Eva didn't know how to explain that sometimes, love wasn't about what happened — it was about what could be lost. That was the undercurrent of all her art now. The fear that one day Seraphina would go where Eva couldn't follow.
The memory of her parents' departure still sat cold in her bones, even if she hadn't been taken away with them. That morning replayed in dreams sometimes — Eva packing her favorite things in silence, thinking she had to say goodbye forever. The relief when she learned she could stay had nearly broken her.
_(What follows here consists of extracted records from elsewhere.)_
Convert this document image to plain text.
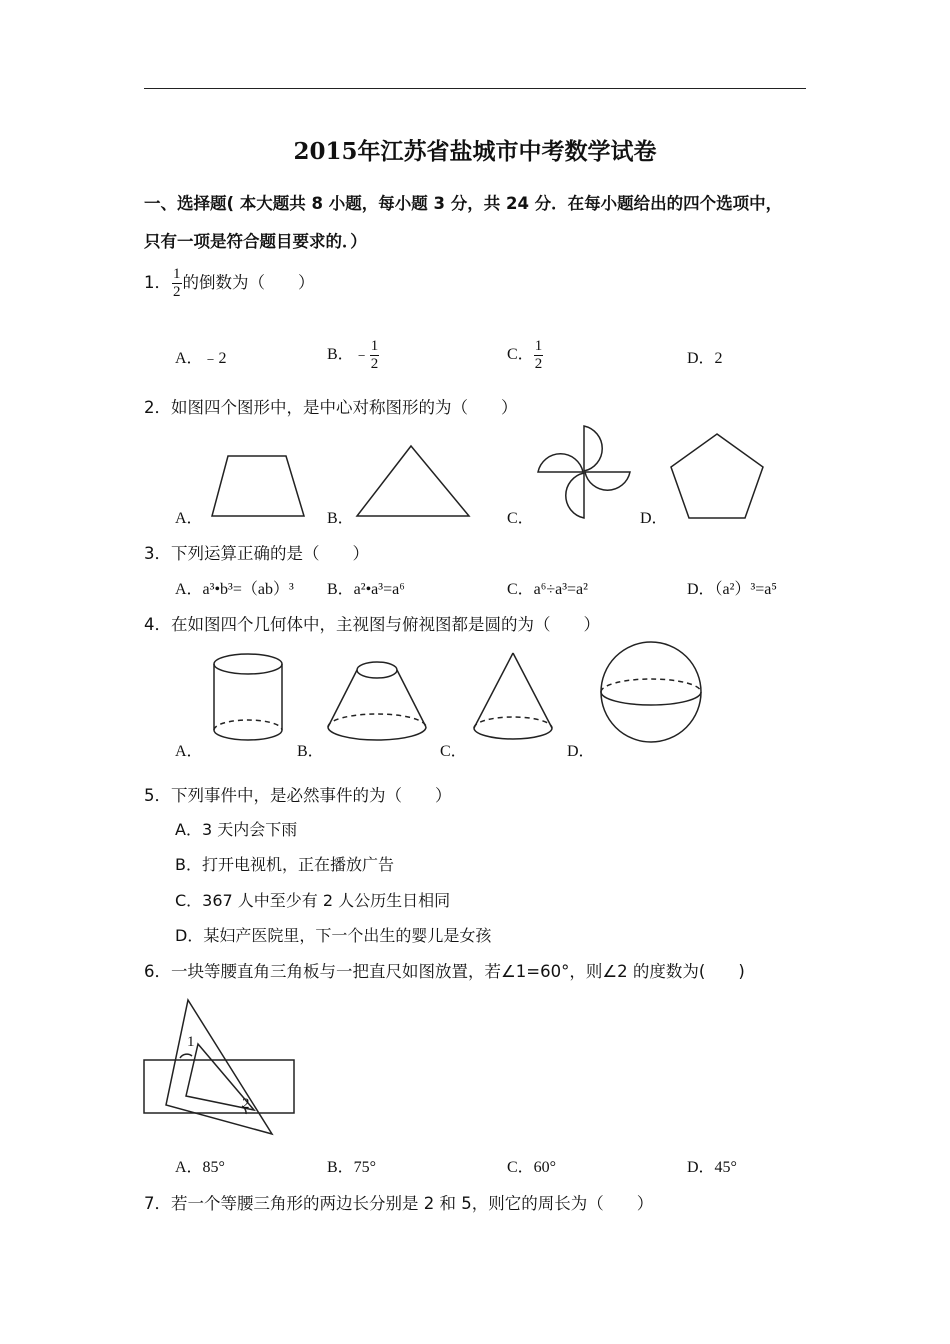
2015年江苏省盐城市中考数学试卷
一、选择题( 本大题共 8 小题，每小题 3 分，共 24 分．在每小题给出的四个选项中，
只有一项是符合题目要求的．）
1． $\frac{1}{2}$ 的倒数为（　　）
A．﹣2	B．﹣ $\frac{1}{2}$	C． $\frac{1}{2}$	D．2
2．如图四个图形中，是中心对称图形的为（　　）
A．	B．	C．	D．
3．下列运算正确的是（　　）
A．a³•b³=（ab）³ B．a²•a³=a⁶	C．a⁶÷a³=a²	D．（a²）³=a⁵
4．在如图四个几何体中，主视图与俯视图都是圆的为（　　）
A．	B．	C．	D．
5．下列事件中，是必然事件的为（　　）
A．3 天内会下雨
B．打开电视机，正在播放广告
C．367 人中至少有 2 人公历生日相同
D．某妇产医院里，下一个出生的婴儿是女孩
6．一块等腰直角三角板与一把直尺如图放置，若∠1=60°，则∠2 的度数为(　　)
1
2
A．85°	B．75°	C．60°	D．45°
7．若一个等腰三角形的两边长分别是 2 和 5，则它的周长为（　　）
She wept not because she was sad, but because she had been saved from sadness.
And she vowed, in the way only a six - year - old prodigy could vow, that she would never waste a second she had with Seraphina.
She told her this once. Whispered it, nose buried under the older girl's jaw.
"I don't want to grow up if you're not there."
Seraphina kissed her hair.
"Then I'll grow up with you," she said softly.
In the mornings, Eva began blending her own teas from scratch, experimenting like a tiny, solemn scientist in the Ainsley's kitchen. Dried hibiscus, jasmine pearls, crushed raspberries, rose petals — measured with the gravitas of a surgeon. Seraphina helped her name them. One was called "Midnight in Ina's Arms." Another: "Whispers on Her Neck."
Mére watched fondly from a corner, recording again, chuckling as she whispered, "This one's called Eva, the Tea Witch," into her phone before sending it to her wife with little heart emojis.
Later that week, Eva brought Seraphina a tiny glass bottle with a cork top.
"This one makes you remember," she said solemnly.
"Remember what?" Seraphina asked.
"Everything good," Eva replied.
They sat on the garden bench one evening, stars rising slow, the scent of rosemary in the air. Vivienne watched from a few feet away, pretending to scroll her phone, but really capturing stills of Eva resting her head in Seraphina's lap.
"I love her too much," Eva murmured. "Is that possible?"
Vivienne smiled to herself but said nothing.
Seraphina brushed hair from Eva's face. "If it is," she said, "then I must be guilty too."